90mg hydrocodone + 8mg Lorazepam and all the potentiators I have to go with them, feeling mighty fine. I just discovered that gabapentin lowers blood levels of hydrocodone, so HC is one opiate that gabapentin will not potentiate. Should still work with poppies/morphine.
I awoke at 3:00 AM this morning sober and immediately found my mind state transformed from slight anger and annoyance to a full blown mystical/psychedelic state as if I were in the midst of a powerful +4 level psychedelic trip in the mind. Senses were amazingly sharp and everything felt, looked, and sounded breathtakingly beautiful, getting to the peak within a minute or two. I felt I had complete understanding of the cosmos with an information feed going through my head which seemed to be coming from a mind too vast to comprehend perhaps straight from (the)God('s) and I wanted to share that, but it was something that can't be recorded on or with any available technology. That was frustrating.
Now everything was perfect for ever. Nothing bad could happen. I was wondering if this was happening to others as part of a global or universal shift in consciousness or if it was limited to me. The feeling was one of pure bliss. Knowing it was not a trip, that I was sober, I knew that this time it was all for real. I felt completely liberated from the constraints of life. I could not wait to show my family what had happened, but everyone was sleeping. As soon as they wake, I'll have my mom take me downtown and then I can show her that nothing can hurt me and it is impossible for me to die by leaping out of the window from the fifth or sixth floor of the building and landing safely on my feet.

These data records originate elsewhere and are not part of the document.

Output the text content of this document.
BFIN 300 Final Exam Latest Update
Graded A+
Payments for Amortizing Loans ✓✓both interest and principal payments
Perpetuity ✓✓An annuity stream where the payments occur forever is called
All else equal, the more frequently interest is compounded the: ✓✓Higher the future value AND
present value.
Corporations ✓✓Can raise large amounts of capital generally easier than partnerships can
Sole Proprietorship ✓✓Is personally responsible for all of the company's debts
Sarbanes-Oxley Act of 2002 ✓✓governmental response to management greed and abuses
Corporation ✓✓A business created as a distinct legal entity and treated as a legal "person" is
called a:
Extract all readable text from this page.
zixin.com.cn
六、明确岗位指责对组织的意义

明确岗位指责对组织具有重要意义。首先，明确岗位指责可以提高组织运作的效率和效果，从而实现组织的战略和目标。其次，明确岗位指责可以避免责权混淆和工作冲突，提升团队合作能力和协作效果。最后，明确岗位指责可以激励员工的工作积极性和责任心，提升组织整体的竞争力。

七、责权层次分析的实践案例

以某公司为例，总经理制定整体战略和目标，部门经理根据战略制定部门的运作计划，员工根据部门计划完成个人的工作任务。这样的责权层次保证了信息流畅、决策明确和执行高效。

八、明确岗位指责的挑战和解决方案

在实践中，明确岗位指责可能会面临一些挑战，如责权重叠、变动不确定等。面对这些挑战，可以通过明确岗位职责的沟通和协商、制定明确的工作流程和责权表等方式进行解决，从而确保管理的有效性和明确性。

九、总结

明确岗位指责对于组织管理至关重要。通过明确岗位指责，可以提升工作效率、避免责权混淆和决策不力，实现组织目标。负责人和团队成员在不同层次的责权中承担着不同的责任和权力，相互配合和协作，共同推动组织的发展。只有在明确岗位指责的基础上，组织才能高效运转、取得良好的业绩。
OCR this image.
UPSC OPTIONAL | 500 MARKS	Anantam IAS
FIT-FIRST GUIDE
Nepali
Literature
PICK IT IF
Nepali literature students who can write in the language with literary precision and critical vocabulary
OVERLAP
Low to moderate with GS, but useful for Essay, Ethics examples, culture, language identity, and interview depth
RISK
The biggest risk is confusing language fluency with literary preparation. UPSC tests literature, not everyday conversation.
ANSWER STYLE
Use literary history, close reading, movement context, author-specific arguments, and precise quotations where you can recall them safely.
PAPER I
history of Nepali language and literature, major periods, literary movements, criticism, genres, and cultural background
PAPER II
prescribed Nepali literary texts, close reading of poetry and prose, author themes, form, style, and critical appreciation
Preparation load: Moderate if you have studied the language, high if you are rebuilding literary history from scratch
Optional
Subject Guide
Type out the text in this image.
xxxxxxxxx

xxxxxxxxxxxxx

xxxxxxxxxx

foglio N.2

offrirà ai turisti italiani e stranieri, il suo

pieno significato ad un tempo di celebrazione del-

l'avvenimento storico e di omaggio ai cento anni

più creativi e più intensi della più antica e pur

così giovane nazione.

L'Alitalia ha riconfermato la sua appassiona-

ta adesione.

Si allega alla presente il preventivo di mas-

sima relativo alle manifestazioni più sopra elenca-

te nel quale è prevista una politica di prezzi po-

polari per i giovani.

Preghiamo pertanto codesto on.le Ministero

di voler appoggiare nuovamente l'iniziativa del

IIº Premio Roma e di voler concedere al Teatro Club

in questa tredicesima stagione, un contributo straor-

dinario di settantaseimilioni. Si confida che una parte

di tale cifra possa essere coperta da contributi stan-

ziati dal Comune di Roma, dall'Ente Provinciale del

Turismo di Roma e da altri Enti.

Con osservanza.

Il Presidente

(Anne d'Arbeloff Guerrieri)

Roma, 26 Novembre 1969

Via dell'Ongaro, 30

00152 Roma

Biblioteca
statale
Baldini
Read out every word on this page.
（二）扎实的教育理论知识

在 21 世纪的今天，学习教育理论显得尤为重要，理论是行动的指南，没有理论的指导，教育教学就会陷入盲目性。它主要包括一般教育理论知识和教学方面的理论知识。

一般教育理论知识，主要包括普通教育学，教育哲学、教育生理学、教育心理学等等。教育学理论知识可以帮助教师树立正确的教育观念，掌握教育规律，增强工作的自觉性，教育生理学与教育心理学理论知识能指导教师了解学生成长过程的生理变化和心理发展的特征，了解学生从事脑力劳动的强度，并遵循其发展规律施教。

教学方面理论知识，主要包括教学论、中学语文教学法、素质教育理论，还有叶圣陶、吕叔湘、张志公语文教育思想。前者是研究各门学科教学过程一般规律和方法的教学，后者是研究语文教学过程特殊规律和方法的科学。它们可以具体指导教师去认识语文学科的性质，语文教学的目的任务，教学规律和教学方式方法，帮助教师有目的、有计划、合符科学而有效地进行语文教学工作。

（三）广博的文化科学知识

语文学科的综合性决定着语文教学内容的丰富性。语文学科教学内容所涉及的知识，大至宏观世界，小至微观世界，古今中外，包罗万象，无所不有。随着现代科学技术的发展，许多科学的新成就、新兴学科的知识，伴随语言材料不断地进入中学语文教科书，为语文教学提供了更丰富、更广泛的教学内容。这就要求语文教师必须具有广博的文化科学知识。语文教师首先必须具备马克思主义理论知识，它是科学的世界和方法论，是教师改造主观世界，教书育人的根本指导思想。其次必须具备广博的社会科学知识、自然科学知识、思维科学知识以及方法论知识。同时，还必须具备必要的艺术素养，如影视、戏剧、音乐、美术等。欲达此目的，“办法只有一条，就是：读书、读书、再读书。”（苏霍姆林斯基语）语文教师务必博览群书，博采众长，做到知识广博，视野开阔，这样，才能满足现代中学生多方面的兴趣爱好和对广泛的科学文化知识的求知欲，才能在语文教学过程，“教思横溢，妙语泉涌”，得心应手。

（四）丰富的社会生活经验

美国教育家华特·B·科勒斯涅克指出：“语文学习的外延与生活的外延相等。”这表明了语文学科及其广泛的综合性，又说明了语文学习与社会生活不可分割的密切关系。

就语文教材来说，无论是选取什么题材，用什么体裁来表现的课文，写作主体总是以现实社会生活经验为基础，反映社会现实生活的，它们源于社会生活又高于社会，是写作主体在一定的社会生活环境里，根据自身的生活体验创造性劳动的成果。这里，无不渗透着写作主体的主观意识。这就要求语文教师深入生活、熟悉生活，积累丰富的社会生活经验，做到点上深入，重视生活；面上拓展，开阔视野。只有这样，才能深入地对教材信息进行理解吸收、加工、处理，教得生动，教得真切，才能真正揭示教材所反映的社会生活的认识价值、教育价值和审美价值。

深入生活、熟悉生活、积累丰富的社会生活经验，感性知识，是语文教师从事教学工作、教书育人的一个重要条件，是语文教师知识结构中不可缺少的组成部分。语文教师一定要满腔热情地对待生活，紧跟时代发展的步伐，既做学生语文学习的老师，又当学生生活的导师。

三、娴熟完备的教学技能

Now I can be a real life superhero, completely impervious to anything that could do me harm. I also felt that my intellectual capabilities had became super inflated. I felt almost like a god, not able to do literally anything, but with the power to make the world a far happier and beautiful place. I felt I understood the universe fully. After 15-20min, these feelings started to subside and soon I realized it was mostly just I guess a brief manic delusion. For a few more hours, I felt as if something had clicked inside and permanently changed me for the better. Now I am in a very elevated mood. My mood was good before the drugs even though the perfect world I have longed for was again an impossible dream,
Even now I am thinking so much clearer than usual, short term memory seems better and I feel great!
Gonna play with my pet raccoon for a little while then I am going to start preparing for a botany test I have Wed. I sure hope my mood stays elevated for a while.
Glad this didn't happen when I was in a tall building, because I wholeheartedly believed it could not hurt me if I jumped.
Has anyone else had experiences of severely altered consciousness that could not be attributed to the effects or withdrawal of a drug?